After checking into our hotel in the Rotterdam’s core and picking the brain of the receptionist, we set out to explore some of the nearby landmarks. I didn’t know much about Rotterdam before our cruise was re-rerouted. It’s the second largest city in the Netherlands and the largest port in Europe. I assumed it would be gritty and industrial. While it certainly is a high-functioning commercial center, I couldn’t have been more wrong in assuming there would be little for an accidental tourist to see or do in the city.
The area was settled at least 1100 years ago. In 1279 a dam was built across Rotte (hence the name: Rotterdam) and as the area developed, was granted city rights in 1340. At one time it was a walled city. Although the walls were destroyed to accommodate the city’s continued growth, references to the original city gates are commemorated in street and monument names.
Rotterdam’s most famous son, Erasmus, would recognize few sites in the city where he was born, wrote and preached. The central district of Rotterdam was flattened by the Luftwaffe on May 14, 1940. Archival photos show the complete devastation of the old city. Today, Rotterdam is a vibrant, diverse, multi-cultural, young city. Two-lane bike lanes, complete with their own traffic lights, encourage healthy commutes. Much traffic is diverted underground, freeing streets for pedestrians and minimizing traffic noise and congestion. There are also tunnels for bicyclists. Another benefit of underground traffic is that it eliminates the need for bridges over waterways, easing navigation for the many boats and ships in Rotterdam’s port.
After the debris was cleared, the ruined Church of Saint Laurence stands as Rotterdam’s sole surviving piece of medieval architecture.
The restored church as it looks today.
A symbolic recreation of the Delft gate in the old city walls, dedicated on the 50th anniversary of the Luftwaffe attack.
This sculpture, Memorial to the Fallen 1940-1945, stands across the street from the Stadhuis (City Hall). The Stadhuis, a 1914 neo-Renaissance building, also survived the bombing.
The Markthal is an amazing marketplace/office building with a bustling array of shops and restaurants on the lower floors. There are boutiques and a grocery, but mostly it’s about food, light and color. A huge colorful mural explodes across the entire arched ceiling of the barrel-shaped building. There are so many things to look at, and foods to sample. One could spend a week inside and not try everything. There were traditional stroop waffles, a macaroon shop, many ethnic restaurants, dumplings, Edam cheeses, and (most amazing) a corn dog shop with a variety of flavorings including black squid ink.
The Markthal ceiling
Across the plaza behind the Markthal is the Cube Houe complex, an eccentric collection of private homes sprawled over several blocks. The bright yellow cubes are set at 45 degree angles, and one can’t help wondering what it’s like to live inside one of them.Fortunately, one of the houses is open for tours. The roughly 1000 sq ft space was spread over 3 levels, and used very efficiently. What couldn’t be efficient was the inability fo push furniture to any walls with acute angles to the floor, so there was a fair amount of “wasted” space.
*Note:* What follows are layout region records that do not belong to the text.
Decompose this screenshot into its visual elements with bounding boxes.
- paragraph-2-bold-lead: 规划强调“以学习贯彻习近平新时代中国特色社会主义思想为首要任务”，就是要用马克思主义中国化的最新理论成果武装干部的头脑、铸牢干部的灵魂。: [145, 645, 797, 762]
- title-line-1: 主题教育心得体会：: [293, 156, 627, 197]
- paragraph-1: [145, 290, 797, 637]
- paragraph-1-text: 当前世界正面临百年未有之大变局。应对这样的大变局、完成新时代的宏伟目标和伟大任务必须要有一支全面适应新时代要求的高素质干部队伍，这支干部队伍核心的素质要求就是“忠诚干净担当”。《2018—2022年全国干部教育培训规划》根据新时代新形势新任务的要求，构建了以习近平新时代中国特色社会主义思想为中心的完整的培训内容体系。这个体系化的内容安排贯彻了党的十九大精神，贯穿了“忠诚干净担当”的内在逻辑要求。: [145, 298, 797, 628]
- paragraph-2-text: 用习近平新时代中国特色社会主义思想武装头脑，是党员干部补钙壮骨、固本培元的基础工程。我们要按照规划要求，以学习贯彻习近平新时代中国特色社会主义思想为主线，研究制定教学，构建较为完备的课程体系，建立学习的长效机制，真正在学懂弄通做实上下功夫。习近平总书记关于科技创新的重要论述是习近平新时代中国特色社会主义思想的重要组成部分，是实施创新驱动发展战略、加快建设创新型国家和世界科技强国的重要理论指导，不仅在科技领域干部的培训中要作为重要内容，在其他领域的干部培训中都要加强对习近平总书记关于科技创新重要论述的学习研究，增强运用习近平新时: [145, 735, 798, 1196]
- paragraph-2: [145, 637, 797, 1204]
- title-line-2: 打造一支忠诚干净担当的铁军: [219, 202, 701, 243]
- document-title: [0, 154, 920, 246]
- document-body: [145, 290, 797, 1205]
The iconic Witte Huis, or White House, is another of the few buildings to survive the Second World Was bombing of Centraal Rotterdam. The Art Nouveau building was the first high-rise building in Europe.
The Witte Huis, Willems Bridge, and historic sailing ships.
We limped back to the hotel to shower and watch the end of the Tour de France time trial. After a good outdoor dinner at the nearby Cornelis’Bar, we are both overtired and ready to crash.
The city looks so different from when I was there in 1979. The only thing that looked familiar was the harbor with the ships. Sounds like a delightful and educational first day there. Glad everything worked out for you.